STRESLE PSİKOLOJİK OLARAK NASIL BAŞ EDERİZ?
*Sabırlı olmaya daha çok özen göstermelisiniz. Sabırlı olmak, olaylara daha rasyonel bakmanızı sağlar. En zor durumlarda, en sıkıntılı anlarda bile önünüzdeki sorunun aslında “ölüm kalım meselesi” olmadığını ve tüm bu sıkıntılı durumların aslında “aşılması gereken küçük engeller” olduğunu öğretir size, sabırlı olmak. Sabır yoksa şayet hayatınızda; daha çok öfkelenir, sinirlenir, strese kapılırsınız. Sabır, hayatınıza sükûnet ve kabullenme boyutunu katar. Olaylara farklı perspektiflerden de bakabilmeyi öğrenirsiniz.
*Düzenli yaşam biçimi, vazgeçilmeziniz olmalıdır. Erken yatıp, erken kalkan, düzenli beslenen, düzenli olarak spor yapan, yapmış olduğu her işte plan ve program gözeten insanlar, stresle daha kolay mücadele edebilmektedirler.
*Panik, telaş ve acelecilikten uzak durmaya özen gösterin.
*Başkaları için yaşamayı bir kenara bırakın, kendinize değer verin. Unutmayın, mühim olan, öncelikle, sizsiniz. Sizin düşündükleriniz, hissettikleriniz…

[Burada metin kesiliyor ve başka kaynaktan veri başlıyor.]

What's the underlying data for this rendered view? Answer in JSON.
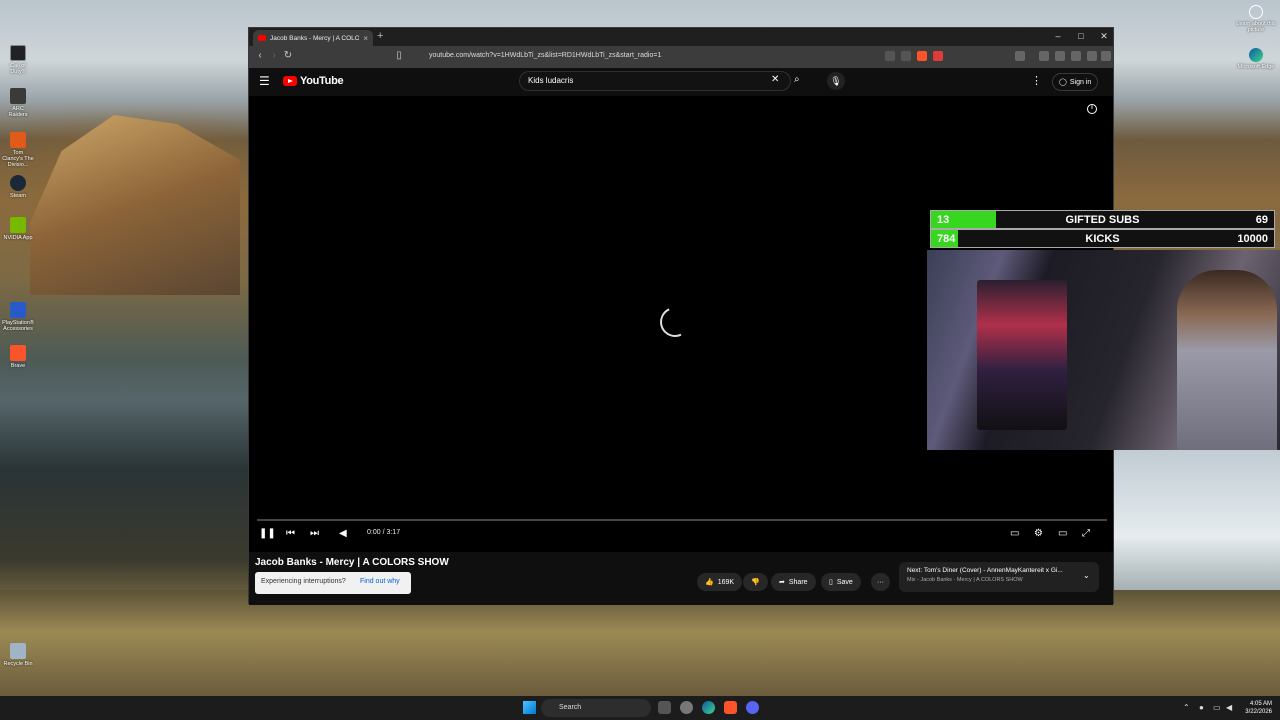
{
  "desktop": {
    "icons": [
      {
        "label": "Call of Duty®",
        "color": "#222222"
      },
      {
        "label": "ARC Raiders",
        "color": "#3a3a3a"
      },
      {
        "label": "Tom Clancy's The Divisio...",
        "color": "#e05a1a"
      },
      {
        "label": "Steam",
        "color": "#1b2838"
      },
      {
        "label": "NVIDIA App",
        "color": "#76b900"
      },
      {
        "label": "PlayStation® Accessories",
        "color": "#2a5ac8"
      },
      {
        "label": "Brave",
        "color": "#fb542b"
      }
    ],
    "bottom_icon": "Recycle Bin",
    "right_icons": [
      {
        "label": "Learn about this picture"
      },
      {
        "label": "Microsoft Edge"
      }
    ]
  },
  "browser": {
    "tab_title": "Jacob Banks - Mercy | A COLORS",
    "url": "youtube.com/watch?v=1HWdLbTi_zs&list=RD1HWdLbTi_zs&start_radio=1"
  },
  "youtube": {
    "logo": "YouTube",
    "search_value": "Kids ludacris",
    "signin": "Sign in",
    "player": {
      "time": "0:00 / 3:17"
    },
    "video_title": "Jacob Banks - Mercy | A COLORS SHOW",
    "interrupt_text": "Experiencing interruptions?",
    "interrupt_link": "Find out why",
    "likes": "169K",
    "share": "Share",
    "save": "Save",
    "next": {
      "title": "Next: Tom's Diner (Cover) - AnnenMayKantereit x Gi...",
      "subtitle": "Mix - Jacob Banks - Mercy | A COLORS SHOW"
    }
  },
  "overlay": {
    "gifted": {
      "current": "13",
      "label": "GIFTED SUBS",
      "goal": "69",
      "progress": 0.19
    },
    "kicks": {
      "current": "784",
      "label": "KICKS",
      "goal": "10000",
      "progress": 0.078
    }
  },
  "taskbar": {
    "search": "Search",
    "time": "4:05 AM",
    "date": "3/22/2026"
  },
  "colors": {
    "progress_fill": "#37d61f",
    "youtube_red": "#ff0000"
  }
}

* Olayların objektif yanını asla göz ardı etmeyin.
*Zevk aldığınız faaliyetlere daha çok zaman ayırınız. İşleriniz ne kadar yoğun olursa olsun kendinize, ailenize, sevdiklerinize mutlaka vakit ayırın.
*Sizi her zaman daha ileriye taşıyacağına inandığınız kişilerle muhabbet edebilir, doğa yürüyüşlerine çıkabilir, uzun zamandır yapmayı unuttuğunuz ya da ihmal ettiğiniz şeylere vakit ayırabilirsiniz.
*Öfkenizi kontrol altında tutabilmek için, nefes egzersizlerine başvurabilirsiniz. Emin olun bir süre sonra, stresle daha kolay mücadele edebildiğinizi göreceksiniz.
*Derin bir soluk alın ve tepkilerinizi yumuşatın. Gerekirse içinizden yavaş yavaş 10'a kadar saymayı deneyebilirsiniz. Kendinizi iyi hissedeceğiniz şeyleri düşünebilirsiniz.
*Hayatınızda, şükredip hayranlıkla bakacağınız pek çok şeyin olduğunu unutmayın. Yaşamınız çok ama çok değerlidir ve hayat size sunulmuş olan eşsiz bir armağandır. Her yeni doğan günle birlikte; nefes alabildiğiniz için şükrederek, ne kadar şanslı olduğunuzu düşünün.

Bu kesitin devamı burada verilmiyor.